Selon Hinojosa et trois autres anciens détenus, ainsi que des avocats et des défenseurs des droits en contact avec les familles à l'intérieur, les gardes ont confisqué des crayons de couleur, des crayons et du papier à dessin lors de récentes fouilles de chambres à Dilley. Même les œuvres d'art des enfants ont été saisies, y compris un dessin de poupées Bratz. Ces actions soulignent une tentative de limiter l'expression personnelle et le réconfort que ces activités peuvent apporter aux enfants dans un environnement aussi stressant.

Les détenus auraient également perdu l'accès à Gmail et à d'autres services Google dans la bibliothèque de Dilley, en raison d'une intensification des fouilles, des saisies et des restrictions sur les communications. Cette situation rend plus difficile pour eux de contacter leurs avocats et leurs défenseurs, entravant potentiellement leur accès à une représentation légale et à un soutien essentiel. De plus, des détenus et des membres de leur famille ont rapporté que des gardes se tiennent parfois à portée de voix pendant les appels vidéo des détenus avec leurs proches et des journalistes, ce qui soulève de graves préoccupations concernant la vie privée et la confidentialité des communications.

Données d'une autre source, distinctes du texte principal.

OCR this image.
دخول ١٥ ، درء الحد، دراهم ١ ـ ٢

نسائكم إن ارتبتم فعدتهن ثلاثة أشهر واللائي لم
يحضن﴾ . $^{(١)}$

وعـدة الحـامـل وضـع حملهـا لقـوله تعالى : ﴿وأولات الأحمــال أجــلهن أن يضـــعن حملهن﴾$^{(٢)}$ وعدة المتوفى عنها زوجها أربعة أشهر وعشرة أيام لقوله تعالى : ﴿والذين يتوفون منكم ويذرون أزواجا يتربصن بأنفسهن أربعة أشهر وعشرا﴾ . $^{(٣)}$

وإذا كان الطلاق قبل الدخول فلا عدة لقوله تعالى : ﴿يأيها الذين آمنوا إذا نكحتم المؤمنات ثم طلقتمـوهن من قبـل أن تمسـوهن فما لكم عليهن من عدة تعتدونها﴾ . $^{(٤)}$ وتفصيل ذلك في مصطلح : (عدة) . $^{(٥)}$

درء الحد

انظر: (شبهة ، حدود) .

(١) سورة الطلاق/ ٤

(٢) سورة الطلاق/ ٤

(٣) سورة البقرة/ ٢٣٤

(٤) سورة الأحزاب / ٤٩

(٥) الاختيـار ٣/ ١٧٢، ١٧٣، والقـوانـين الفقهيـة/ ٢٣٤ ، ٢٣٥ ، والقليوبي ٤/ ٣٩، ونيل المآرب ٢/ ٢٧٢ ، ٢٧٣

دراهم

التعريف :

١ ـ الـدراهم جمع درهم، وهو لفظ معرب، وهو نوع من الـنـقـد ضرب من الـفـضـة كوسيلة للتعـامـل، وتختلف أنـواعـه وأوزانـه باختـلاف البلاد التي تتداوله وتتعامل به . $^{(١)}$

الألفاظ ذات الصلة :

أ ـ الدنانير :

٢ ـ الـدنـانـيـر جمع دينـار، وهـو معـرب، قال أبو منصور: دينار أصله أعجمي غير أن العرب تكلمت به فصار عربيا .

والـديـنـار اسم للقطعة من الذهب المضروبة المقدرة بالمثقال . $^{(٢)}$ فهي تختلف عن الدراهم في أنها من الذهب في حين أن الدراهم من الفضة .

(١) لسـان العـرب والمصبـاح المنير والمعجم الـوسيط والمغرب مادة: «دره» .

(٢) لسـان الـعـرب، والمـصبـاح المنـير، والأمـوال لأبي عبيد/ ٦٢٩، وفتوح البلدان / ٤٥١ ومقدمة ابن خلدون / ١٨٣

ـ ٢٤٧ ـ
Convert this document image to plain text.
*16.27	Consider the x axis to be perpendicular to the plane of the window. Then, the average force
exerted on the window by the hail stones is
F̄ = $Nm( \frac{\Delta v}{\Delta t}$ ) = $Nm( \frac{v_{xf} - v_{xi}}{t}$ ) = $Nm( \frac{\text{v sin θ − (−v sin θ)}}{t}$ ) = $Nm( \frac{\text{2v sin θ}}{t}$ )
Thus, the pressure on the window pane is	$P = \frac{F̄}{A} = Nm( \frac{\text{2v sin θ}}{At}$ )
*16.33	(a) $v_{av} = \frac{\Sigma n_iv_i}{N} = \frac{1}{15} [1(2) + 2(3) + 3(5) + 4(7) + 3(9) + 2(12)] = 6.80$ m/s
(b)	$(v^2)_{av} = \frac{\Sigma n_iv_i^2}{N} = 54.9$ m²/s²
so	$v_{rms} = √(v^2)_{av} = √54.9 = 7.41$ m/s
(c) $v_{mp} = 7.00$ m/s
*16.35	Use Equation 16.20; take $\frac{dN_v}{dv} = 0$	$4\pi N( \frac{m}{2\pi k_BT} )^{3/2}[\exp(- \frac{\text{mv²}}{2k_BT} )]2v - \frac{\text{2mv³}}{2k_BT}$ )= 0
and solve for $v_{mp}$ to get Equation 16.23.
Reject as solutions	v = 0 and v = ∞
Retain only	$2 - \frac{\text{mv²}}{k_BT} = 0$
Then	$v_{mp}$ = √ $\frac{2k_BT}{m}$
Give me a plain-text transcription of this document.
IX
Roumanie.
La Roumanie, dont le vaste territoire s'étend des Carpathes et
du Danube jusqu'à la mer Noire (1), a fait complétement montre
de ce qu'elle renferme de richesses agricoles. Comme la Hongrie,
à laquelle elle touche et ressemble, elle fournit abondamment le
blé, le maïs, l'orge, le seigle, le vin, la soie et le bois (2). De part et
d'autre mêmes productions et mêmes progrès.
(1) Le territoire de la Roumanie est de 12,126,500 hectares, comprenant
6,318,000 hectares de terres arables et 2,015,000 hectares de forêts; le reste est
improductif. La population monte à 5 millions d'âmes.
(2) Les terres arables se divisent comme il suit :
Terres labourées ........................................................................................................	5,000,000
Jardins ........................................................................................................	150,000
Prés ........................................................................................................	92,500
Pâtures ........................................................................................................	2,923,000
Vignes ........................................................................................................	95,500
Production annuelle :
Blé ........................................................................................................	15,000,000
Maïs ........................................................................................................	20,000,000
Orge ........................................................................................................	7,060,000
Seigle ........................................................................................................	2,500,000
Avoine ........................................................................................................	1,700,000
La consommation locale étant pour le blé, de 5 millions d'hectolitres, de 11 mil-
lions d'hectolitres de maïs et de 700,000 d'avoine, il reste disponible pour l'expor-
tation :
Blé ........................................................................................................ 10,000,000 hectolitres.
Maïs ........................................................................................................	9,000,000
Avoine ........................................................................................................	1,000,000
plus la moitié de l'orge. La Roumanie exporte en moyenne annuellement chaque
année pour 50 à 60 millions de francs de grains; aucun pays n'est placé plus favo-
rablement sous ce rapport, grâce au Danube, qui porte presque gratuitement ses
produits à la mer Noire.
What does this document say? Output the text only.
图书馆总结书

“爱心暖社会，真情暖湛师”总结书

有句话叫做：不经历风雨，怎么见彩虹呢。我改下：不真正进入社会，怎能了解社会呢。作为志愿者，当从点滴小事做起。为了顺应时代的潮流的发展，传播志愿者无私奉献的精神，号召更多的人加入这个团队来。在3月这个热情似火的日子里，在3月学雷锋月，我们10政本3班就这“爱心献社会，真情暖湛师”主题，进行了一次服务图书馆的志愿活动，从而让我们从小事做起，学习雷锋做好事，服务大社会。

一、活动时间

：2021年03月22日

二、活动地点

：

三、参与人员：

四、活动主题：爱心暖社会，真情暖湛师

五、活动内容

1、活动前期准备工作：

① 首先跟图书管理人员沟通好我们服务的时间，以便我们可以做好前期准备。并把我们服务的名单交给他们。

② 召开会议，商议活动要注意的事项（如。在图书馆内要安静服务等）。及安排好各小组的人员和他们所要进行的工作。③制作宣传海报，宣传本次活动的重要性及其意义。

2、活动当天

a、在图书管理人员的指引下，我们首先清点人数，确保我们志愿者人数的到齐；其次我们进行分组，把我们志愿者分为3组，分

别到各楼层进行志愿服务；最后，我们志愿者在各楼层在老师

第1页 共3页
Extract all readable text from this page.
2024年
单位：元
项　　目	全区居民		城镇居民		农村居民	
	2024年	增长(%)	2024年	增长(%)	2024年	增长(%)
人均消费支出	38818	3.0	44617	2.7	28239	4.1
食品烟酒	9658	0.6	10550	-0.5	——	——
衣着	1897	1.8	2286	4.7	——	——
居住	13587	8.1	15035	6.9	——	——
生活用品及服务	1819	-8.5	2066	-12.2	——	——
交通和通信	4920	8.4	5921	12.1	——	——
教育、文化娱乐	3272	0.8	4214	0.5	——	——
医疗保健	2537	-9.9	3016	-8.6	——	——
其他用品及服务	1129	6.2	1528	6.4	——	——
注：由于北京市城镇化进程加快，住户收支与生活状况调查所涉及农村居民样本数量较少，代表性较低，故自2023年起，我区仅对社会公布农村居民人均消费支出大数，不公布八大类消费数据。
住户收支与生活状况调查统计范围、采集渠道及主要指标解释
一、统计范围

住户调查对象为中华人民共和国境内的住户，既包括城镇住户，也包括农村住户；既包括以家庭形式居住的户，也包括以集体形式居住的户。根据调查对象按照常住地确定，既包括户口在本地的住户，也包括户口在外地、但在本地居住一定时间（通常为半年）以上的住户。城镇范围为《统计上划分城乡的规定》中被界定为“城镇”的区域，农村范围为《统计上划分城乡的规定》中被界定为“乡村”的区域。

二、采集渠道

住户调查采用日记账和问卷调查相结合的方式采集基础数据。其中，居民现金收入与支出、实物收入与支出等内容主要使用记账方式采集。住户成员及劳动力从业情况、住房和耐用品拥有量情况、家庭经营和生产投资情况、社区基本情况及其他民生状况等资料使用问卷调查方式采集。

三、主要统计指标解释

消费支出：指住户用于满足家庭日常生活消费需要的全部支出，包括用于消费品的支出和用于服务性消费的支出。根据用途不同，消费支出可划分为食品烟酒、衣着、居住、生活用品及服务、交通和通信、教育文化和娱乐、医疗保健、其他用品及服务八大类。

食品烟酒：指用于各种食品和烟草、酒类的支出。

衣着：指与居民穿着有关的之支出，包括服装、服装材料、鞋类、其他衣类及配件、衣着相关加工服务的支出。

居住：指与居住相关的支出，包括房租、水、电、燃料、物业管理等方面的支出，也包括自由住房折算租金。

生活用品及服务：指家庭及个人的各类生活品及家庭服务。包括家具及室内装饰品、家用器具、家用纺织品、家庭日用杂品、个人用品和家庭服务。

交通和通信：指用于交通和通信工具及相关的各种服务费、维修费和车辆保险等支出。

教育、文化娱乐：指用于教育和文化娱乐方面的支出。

Ces mesures auraient connu une intensification notable après l'arrivée, le 22 janvier, de Liam Conejo Ramos, un enfant de cinq ans portant un bonnet de lapin bleu. Son arrivée a déclenché des manifestations et des visites de membres du Congrès, attirant l'attention sur les conditions au centre. La répression s'est accentuée alors que les enfants et les parents de Dilley écrivaient des lettres pour les partager avec le public et les journalistes, et que des proches enregistraient des appels vidéo avec les détenus, y compris ceux publiés par ProPublica ce mois-ci. Les histoires de ces enfants, souvent racontées avec leurs propres mots, ont alimenté un tollé général concernant l'ampleur de la campagne de déportation de l'administration Trump, que le président avait promis de cibler sur les criminels. Les détenus rapportent que plus ils tentent de faire entendre leur voix, plus les obstacles deviennent importants, créant un cycle de répression et de désespoir.

Cette situation à Dilley met en lumière les défis complexes et souvent déchirants auxquels sont confrontées les familles immigrantes détenues. Les restrictions sur l'expression et la communication non seulement privent les enfants de moyens essentiels pour faire face à leur situation, mais elles entravent également la capacité des avocats et des défenseurs à assurer une surveillance et une assistance adéquates. Les allégations d'écoutes et de confiscations soulèvent des questions fondamentales sur les droits de l'homme et la transparence au sein de ces installations. Les organisations de défense des droits appellent à une enquête approfondie sur ces pratiques et à la mise en place de garanties pour protéger la dignité et les droits des personnes détenues, en particulier des enfants.